CVE-2023-53993

Vulnerability

Description

A memory leak vulnerability exists in the Linux kernel's PCI Data Object Exchange (DOE) subsystem. When the kernel is built with CONFIG_DEBUG_OBJECTS=y, a pci_doe_task's associated work_struct is not properly destroyed after the task completes, leading to unreclaimed memory. This issue is fixed by ensuring the work_struct is destroyed in the task completion path [1].

Exploitation

The vulnerability can be triggered by any code path that performs PCI DOE tasks, which typically requires local access or the ability to initiate PCIe communication with DOE-capable devices.

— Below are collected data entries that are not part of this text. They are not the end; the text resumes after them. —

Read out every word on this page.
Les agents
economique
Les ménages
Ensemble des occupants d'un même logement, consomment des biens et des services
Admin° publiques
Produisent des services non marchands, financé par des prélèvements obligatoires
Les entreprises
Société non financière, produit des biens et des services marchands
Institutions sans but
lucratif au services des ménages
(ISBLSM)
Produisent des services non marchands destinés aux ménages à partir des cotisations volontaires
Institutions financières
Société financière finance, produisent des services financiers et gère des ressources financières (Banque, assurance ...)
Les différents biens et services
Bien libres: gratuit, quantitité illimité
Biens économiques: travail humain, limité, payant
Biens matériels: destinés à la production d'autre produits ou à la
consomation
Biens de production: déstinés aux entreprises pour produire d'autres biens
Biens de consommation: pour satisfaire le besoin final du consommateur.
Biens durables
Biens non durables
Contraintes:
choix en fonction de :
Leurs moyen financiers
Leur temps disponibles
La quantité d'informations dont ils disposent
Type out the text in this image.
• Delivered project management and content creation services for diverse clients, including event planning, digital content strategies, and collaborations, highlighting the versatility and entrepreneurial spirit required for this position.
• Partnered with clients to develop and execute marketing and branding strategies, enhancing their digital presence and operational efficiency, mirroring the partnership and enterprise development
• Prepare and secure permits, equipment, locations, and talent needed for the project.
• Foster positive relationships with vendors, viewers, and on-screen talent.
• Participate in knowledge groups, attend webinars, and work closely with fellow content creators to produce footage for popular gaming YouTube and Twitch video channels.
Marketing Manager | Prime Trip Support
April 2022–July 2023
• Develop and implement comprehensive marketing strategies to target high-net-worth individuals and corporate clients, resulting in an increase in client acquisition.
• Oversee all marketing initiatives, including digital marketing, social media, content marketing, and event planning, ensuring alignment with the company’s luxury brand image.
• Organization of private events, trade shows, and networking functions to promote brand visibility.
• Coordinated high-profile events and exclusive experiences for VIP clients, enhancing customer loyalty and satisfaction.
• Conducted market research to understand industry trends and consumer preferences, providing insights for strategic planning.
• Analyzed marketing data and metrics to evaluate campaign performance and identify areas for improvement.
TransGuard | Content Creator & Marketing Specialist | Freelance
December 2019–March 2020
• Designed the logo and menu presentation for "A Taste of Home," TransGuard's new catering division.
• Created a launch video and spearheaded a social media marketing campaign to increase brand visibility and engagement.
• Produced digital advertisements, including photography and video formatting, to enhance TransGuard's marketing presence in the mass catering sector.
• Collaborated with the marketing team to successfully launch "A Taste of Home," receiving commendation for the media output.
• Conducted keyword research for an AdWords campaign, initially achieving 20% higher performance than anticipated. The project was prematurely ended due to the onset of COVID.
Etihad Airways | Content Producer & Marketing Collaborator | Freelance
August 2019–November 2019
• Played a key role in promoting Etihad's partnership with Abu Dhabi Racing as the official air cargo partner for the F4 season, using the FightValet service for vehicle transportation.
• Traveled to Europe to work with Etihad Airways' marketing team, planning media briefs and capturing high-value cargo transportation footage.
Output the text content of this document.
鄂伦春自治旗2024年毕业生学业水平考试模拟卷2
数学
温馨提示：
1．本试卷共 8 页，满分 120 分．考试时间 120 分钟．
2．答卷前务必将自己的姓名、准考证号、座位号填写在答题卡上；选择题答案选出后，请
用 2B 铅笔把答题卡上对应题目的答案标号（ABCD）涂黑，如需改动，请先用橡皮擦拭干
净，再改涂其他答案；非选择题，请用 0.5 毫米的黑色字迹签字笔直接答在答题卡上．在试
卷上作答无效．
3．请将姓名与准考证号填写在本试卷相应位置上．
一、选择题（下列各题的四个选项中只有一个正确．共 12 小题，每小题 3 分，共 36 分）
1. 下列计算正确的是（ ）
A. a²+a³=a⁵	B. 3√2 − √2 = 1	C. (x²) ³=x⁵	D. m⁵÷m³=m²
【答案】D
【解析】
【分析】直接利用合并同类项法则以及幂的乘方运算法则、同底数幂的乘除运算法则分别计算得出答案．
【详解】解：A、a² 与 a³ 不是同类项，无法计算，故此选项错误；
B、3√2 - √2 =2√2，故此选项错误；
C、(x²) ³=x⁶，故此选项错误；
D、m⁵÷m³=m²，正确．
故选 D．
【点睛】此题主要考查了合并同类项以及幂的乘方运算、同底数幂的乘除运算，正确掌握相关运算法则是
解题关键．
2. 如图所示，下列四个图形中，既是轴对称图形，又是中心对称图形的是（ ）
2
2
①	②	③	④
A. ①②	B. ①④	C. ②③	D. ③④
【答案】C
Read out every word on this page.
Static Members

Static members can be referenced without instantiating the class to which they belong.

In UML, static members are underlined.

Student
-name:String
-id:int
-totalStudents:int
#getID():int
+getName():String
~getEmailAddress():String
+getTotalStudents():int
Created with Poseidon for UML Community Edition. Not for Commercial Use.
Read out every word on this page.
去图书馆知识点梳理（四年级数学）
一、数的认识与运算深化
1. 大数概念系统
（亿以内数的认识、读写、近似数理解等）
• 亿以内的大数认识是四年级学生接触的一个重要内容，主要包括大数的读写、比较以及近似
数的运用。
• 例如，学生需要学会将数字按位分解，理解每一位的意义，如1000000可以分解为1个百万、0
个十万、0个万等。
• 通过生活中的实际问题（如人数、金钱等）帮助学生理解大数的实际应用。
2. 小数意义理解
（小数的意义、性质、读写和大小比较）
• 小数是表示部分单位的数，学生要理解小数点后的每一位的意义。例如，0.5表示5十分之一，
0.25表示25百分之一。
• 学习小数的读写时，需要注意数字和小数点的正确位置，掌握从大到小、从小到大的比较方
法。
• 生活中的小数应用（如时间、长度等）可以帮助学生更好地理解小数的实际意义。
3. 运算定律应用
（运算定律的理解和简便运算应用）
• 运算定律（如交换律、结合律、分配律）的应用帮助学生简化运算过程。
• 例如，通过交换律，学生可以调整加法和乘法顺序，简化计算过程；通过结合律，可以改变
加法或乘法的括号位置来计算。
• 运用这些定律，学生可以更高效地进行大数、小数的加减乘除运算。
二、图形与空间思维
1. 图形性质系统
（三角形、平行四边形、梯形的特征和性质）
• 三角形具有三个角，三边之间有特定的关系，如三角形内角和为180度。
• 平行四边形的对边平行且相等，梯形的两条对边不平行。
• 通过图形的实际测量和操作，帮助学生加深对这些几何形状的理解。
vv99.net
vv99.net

No special privileges beyond normal user access to PCI devices may be needed in some configurations. An attacker could repeatedly trigger DOE tasks to exhaust system memory.

Impact

Successful exploitation results in a persistent memory leak, which can lead to system instability or denial of service as available memory is gradually consumed. The leak is limited to systems with CONFIG_DEBUG_OBJECTS=y, which is often enabled in debug kernels or for development.

Mitigation

The fix has been merged into the Linux kernel stable tree via commit abf04be0e7071f2bcd39bf97ba407e7d4439785e [1]. Users should apply the patch or update to a kernel version containing it.